A solution to obviate a calamity in the Northeast requires immediate attention on all the critical dimensions of the issue. The impact assessment studies need to be cumulative and participatory in nature. It is critical to understand that the majority of these hydropower project interventions are on the tributaries of the Brahmaputra River.

An impact due to increase of river beds, restriction in the water carrying capacity, or increased siltation in one region may have a disastrous consequence over another region. The discrete project-specific impact assessment studies such as on the Subansiri River project or the Dron River project should be supplemented with a comprehensive study of the entire Brahmaputra region to preclude unanticipated transmittal shocks. In fact, the fundamental argument to thwart a possible impending disaster in the region is an impartial environmental impact assessment in itself. Taking cues from a 2013 report submitted by the South Asia Network on Dams, Rivers and People (SANDRP); there has been an evaluation of 262 hydropower projects in the last 6 years in the country and none of them got rejected! Hence, it is imperative on the part of policy interventions to adopt a holistic understanding of ‘development’ instead of over-abusing the term.
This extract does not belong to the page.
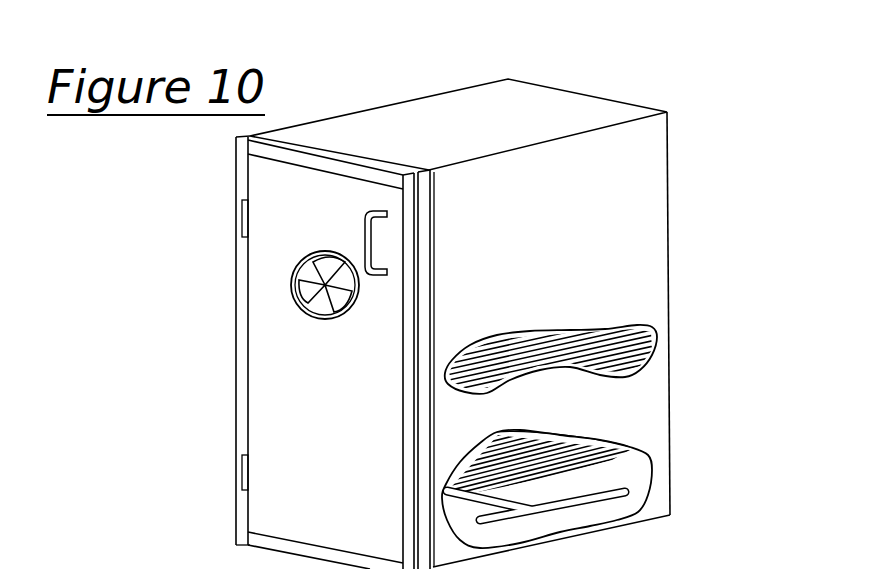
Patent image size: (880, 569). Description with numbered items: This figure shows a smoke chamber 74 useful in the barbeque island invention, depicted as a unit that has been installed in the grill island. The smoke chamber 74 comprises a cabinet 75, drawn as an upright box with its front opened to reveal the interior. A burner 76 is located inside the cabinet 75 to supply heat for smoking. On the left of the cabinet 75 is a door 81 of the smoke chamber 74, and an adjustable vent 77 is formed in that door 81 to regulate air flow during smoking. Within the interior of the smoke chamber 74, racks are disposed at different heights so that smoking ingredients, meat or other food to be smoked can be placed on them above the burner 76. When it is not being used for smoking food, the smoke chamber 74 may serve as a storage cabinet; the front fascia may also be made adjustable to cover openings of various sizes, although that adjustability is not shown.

While the energy imperatives for the economic security of a state are justifiably prioritized, the unfortunate and alarming dichotomy is the lack of a cumulative assessment of the risk factors involved in the construction of the hydropower projects at such eco-fragile zones. The lessons learned from the case in Uttarakhand will be of no eventual use if commensurate actions are not taken to preclude a similar calamity in the northeast India especially when both regions witness a contextual resemblance over the approach adopted for ‘development’!